A new market forecast by ABI Research – Smart Grid Applications: Smart Meters, Demand Response, and Distributed Generation – is predicting that global smart grid spending over the next five years will veer towards US$46bn, with almost US$41bn being devoted to upgrades for outdated transmission and distribution infrastructure.
The study, which provides the outlook for smart meter installations, as well as the spending associated with them, covers the market for smart grid equipment and services for the 2010-2015 period, covering North America, Europe, the Asia-Pacific region, and other countries.
It says climate change standards and renewable energy mandates are among the key drivers that are forcing utilities to upgrade their infrastructure to incorporate cleaner energy sources.

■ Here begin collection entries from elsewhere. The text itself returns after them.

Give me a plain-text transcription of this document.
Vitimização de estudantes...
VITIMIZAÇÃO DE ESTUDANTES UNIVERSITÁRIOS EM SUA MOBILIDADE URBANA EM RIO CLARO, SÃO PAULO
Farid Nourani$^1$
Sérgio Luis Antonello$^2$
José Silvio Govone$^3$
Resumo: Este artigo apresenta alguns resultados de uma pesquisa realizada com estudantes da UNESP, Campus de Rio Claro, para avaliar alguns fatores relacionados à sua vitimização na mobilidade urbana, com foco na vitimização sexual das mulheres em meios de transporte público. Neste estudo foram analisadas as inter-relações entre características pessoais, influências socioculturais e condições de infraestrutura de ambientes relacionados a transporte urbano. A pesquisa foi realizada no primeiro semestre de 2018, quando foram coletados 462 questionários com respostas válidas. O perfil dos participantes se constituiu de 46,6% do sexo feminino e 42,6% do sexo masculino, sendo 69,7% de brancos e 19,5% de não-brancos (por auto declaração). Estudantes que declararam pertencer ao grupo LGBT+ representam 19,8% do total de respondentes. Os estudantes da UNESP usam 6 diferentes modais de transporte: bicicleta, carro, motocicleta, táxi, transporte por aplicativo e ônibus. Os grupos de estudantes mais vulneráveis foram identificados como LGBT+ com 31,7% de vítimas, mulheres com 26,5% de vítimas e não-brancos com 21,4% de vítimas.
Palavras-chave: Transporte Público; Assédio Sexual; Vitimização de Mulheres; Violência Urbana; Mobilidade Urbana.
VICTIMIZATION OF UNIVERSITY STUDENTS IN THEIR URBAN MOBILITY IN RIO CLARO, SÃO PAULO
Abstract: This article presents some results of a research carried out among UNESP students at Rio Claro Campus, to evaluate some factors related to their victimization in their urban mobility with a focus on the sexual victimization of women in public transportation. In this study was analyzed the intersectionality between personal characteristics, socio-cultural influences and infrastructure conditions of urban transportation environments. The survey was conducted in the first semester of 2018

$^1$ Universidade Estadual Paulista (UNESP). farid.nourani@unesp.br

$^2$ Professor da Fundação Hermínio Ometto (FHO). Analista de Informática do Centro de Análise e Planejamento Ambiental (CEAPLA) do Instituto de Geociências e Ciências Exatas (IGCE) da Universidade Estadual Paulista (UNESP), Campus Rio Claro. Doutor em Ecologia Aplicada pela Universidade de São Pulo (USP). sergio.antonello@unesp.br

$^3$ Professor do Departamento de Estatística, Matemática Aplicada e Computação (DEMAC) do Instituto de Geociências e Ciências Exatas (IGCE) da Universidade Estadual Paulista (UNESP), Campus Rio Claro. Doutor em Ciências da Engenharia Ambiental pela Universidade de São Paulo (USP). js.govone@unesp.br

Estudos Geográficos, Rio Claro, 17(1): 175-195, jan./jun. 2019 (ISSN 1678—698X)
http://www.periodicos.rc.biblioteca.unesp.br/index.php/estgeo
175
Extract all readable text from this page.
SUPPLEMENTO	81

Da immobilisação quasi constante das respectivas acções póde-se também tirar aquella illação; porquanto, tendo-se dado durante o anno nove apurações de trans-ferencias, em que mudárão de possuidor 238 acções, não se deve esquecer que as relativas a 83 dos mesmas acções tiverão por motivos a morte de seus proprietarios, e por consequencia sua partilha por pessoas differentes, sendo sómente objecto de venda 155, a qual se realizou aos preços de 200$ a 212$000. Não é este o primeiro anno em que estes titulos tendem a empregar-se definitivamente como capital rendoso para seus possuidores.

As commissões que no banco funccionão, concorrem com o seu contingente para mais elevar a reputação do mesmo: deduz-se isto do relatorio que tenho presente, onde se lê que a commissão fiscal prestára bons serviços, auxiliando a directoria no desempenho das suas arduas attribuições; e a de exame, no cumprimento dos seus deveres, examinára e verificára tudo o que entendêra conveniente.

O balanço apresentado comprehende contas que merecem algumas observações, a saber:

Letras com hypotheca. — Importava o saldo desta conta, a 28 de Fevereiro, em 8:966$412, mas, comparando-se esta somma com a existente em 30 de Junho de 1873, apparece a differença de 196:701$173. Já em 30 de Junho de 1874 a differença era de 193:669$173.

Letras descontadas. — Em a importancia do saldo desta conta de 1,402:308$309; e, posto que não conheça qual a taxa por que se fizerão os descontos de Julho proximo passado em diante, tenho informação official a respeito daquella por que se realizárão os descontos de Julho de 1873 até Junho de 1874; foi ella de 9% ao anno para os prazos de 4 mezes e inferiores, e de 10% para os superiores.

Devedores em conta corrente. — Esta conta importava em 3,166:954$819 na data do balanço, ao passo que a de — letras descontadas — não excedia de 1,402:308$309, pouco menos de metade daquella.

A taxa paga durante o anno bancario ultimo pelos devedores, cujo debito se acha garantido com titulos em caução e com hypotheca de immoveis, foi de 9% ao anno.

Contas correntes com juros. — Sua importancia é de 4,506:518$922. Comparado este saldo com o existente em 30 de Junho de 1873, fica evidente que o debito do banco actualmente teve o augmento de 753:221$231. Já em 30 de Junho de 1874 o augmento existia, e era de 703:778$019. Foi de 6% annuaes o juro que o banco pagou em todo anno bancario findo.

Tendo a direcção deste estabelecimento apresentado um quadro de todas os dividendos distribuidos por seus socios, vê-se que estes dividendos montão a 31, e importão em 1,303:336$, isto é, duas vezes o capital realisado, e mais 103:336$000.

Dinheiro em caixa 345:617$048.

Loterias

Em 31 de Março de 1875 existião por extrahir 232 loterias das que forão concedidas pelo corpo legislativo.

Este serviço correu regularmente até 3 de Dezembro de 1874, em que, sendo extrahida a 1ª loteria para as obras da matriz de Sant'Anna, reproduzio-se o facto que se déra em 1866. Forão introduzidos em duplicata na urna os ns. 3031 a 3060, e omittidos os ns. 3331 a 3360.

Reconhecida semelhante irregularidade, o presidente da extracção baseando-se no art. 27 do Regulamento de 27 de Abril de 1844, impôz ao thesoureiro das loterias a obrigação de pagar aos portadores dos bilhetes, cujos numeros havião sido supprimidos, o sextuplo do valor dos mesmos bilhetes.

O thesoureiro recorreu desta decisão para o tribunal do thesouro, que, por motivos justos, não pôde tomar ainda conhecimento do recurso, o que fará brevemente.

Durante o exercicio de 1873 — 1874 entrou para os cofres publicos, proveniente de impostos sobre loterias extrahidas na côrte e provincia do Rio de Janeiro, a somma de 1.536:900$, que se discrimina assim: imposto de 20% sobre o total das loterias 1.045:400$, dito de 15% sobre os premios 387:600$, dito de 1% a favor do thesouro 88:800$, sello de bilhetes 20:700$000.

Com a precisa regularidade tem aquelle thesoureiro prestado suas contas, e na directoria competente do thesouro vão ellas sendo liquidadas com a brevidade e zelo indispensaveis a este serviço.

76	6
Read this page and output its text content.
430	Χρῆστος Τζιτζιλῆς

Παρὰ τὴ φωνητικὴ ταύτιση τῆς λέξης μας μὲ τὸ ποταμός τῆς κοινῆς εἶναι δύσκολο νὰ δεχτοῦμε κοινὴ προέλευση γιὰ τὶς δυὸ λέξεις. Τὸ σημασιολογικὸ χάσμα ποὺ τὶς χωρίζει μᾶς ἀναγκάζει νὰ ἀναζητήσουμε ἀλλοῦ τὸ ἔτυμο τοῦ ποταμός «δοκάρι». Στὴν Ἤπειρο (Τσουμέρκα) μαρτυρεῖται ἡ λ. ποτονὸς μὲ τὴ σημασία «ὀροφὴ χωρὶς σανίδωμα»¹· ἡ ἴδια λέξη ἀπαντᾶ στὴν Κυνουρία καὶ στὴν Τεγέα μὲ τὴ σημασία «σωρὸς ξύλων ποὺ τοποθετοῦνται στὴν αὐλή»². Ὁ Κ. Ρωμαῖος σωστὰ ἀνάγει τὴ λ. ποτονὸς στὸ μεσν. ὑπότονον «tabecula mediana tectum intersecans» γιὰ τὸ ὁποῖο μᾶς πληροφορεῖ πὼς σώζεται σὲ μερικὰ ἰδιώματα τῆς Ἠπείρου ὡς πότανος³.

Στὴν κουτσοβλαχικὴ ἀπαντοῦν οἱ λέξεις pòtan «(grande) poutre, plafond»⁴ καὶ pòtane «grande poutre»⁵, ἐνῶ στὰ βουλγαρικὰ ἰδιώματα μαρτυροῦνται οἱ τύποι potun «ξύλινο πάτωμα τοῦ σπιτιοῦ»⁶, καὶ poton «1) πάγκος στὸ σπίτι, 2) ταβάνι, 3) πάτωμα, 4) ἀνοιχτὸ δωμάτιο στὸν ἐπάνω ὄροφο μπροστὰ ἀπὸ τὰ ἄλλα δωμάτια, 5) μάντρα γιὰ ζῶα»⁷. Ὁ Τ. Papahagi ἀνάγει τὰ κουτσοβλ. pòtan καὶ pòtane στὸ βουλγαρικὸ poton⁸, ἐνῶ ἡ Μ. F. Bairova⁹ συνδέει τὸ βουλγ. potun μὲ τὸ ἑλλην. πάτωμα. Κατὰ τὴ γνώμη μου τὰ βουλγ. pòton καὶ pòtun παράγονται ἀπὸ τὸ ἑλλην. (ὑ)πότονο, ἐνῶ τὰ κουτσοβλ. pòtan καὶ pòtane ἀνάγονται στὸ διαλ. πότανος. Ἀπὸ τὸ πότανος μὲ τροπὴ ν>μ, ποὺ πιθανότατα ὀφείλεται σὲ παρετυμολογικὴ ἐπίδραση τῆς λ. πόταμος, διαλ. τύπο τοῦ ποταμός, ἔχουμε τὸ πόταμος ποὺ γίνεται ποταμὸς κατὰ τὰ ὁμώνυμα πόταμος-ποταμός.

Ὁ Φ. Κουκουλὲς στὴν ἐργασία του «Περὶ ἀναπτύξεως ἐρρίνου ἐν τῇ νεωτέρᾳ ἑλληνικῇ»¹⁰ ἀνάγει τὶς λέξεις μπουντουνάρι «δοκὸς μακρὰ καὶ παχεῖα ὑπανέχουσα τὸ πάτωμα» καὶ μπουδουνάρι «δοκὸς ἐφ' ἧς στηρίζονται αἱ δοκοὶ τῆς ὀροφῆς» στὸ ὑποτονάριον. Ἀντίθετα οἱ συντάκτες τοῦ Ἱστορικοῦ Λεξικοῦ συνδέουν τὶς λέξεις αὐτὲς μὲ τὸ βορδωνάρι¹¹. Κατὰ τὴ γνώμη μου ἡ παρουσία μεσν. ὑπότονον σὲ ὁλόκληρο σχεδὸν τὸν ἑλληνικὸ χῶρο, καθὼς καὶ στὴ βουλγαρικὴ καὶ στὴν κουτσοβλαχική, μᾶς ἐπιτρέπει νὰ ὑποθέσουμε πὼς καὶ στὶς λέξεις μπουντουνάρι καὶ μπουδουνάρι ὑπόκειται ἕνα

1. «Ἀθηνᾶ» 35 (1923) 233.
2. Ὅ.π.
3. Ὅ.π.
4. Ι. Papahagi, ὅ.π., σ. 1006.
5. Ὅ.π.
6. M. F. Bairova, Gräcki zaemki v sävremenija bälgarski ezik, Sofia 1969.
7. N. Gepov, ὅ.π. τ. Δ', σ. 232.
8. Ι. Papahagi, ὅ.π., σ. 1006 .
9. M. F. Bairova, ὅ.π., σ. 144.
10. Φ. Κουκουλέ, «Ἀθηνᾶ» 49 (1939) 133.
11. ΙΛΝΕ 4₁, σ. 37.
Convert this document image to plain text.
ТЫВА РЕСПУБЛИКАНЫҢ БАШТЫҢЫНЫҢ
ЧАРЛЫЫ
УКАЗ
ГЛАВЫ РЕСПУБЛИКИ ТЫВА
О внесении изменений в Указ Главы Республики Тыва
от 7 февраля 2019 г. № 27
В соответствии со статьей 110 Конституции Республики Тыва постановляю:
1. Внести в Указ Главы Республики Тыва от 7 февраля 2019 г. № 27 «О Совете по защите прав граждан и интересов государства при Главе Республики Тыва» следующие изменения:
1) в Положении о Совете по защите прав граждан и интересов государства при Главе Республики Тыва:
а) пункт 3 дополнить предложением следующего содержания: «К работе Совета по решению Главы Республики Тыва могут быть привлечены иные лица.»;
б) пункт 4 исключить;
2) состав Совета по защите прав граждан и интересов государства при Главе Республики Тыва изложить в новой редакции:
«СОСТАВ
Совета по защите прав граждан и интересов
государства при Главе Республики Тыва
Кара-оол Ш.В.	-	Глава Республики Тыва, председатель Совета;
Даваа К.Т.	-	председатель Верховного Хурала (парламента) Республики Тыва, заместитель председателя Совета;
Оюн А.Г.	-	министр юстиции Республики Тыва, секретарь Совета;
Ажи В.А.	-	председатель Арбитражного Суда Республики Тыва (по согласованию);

Larry Fisher, research director of NextGen, the ABI Research unit, said: “Most of the electric utility infrastructure deployed in the industrialised world was built between 60 and 80 years ago. Much of this infrastructure is outdated, and with the continuing increase in demand for power year after year, the grid cannot safely and reliably manage the loads of today and tomorrow without significant upgrades.”
Preparing for cleaner energy
The report says utilities are having to install more accurate measurement, monitoring, control and analysis equipment to ensure these energy sources can be properly and reliably integrated into the grid.
According to the study, transmission and distribution (T&D) investments will account for the lion’s share of smart grid investments through 2015.
“On a cumulative basis, a total of almost US$41bn will be invested globally in the electrical T&D infrastructure through 2015, compared to $4.8bn for the purchase and installation of smart meters. This infrastructure spending will focus on grid automation and control, distribution automation, distributed generation and demand response programmes, added Fisher.